He was a kleptomaniac. Not
harmful or dangerous, really, actually kind of playful under most circumstances.
He had three large taped up cardboard boxes of inconsequential stolen loot
buried deep in his closet behind an outdated video gaming console with
corresponding game cartridges, a guitar with a couple missing strings, an old
pair of favored mid high-top basketballing shoes, two skateboards – both
lacking trucks and wheels, several packages of unopened and long forgotten
baseball cards, and a leather football – mostly deflated.
He was an architect by trade who
enjoyed skiing – except for the cold, fantasy football, intramural basketball
at his local community center, and competitive brisket barbecuing. He was a
founding member of the city’s unofficial Curling squad and they were hopelessly,
and errantly, convinced they had a chance to make the next Winter Olympics! He did
yoga thrice weekly, participated in marathons, rode his bicycle on weekends,
and blogged monthly. All that plus a thief with a compulsion that could not be
sated. There seemed,
yet, a meager level of respect, or gamesmanship, by which he attempted to
maintain. He would never steal from friends or family, but almost anyone
outside that tight concise off-limits circle was fair game.
It began
simply enough while vacationing as a youth with his family in La Jolla,
California. To his parents’ amusement he hoarded hand lotions, shampoos, and a
shoe mitt provided by the hotel. In his early teen years this escalated to a
Sports Illustrated magazine from the lobby of his dentist and plastic shoe horns
from retailers when trying on shoes. His pilferings were never anything
significant [car keys], destructive [asthma inhaler], useful [package of
batteries], resale merchandise [a store’s inventory], or expensive [except for
the antique crystal-handled letter opener with an image of an Arctic Fox which
he swiped from an office while at a client meeting - he thought it was a mass
produced glass-handled item from a Pier 1 retail chain store mocked up to look like an antique]. There was one
exception to this ‘useful’ thievings classification, aside from the hotel
lotions and soaps, the silly waif, writing instruments bearing the name of the
host from whence they’ve been nicked. A fine upscale hotel, of which he felt so
out of place, should they take an inventory after one of his infrequent visits,
would find themselves considerably lighter in the column of retractable pens,
especially the variety bearing blue ink.
He’d been operating marginally
astray of the law for so long that it no longer phased him when his hands reached
out seeking acquisition. When
dining out he regularly swiped a single unused utensil before the waiter could
remove the unneeded place settings. He even occasionally absconded from
restaurants with the bowl of after dinner mints from the reception area. He
didn’t even like after dinner mints, nor the bowls in which they were typically
housed! He’d get back to the car after dining to find that his hands couldn’t retrieve
the car keys from his pocket because there was something in them already. ‘Oh,’

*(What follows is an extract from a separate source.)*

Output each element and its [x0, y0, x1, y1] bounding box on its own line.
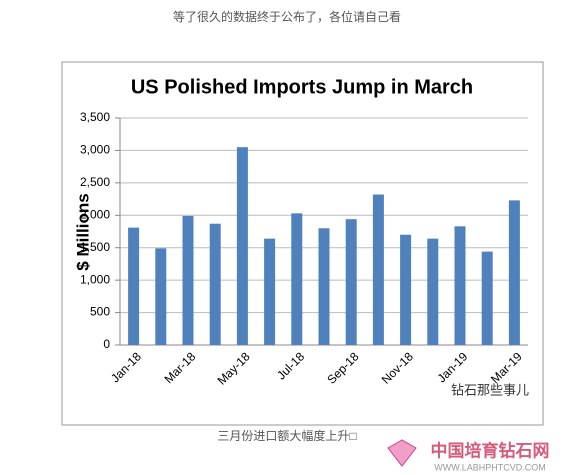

he’d notice, ‘they’ve done it again’ as if his hands behaved of their own
volition.
The
culmination and turning point of his silliness was the 40th birthday
party of an acquaintance. Shortly before the mint chocolate chip ice cream cake
was presented the waif went into the kitchen and needlessly, without thinking,
slipped the wax candle shaped like a five from the kitchen table into his
pocket. The birthday boy’s age did not require the five and it sat in a Pick Up
Sticks pile with the eight unneeded numbers.
“Hey
mister, what are you doing,” asked a voice from behind.
Without
even turning to face the child, the voice of a young girl certainly less than
10, he unslipped the candle from his trousers pocket and replaced it amongst
the pile. He shortly thereafter departed the festivities, but not, of course,
before taking down a piece of ice cream cake.
The compulsion for his incidental heists faded as quickly as a bad dream from a sudden awakening. The retractable pens, though, proved a weakness not as easily tamed.
The compulsion for his incidental heists faded as quickly as a bad dream from a sudden awakening. The retractable pens, though, proved a weakness not as easily tamed.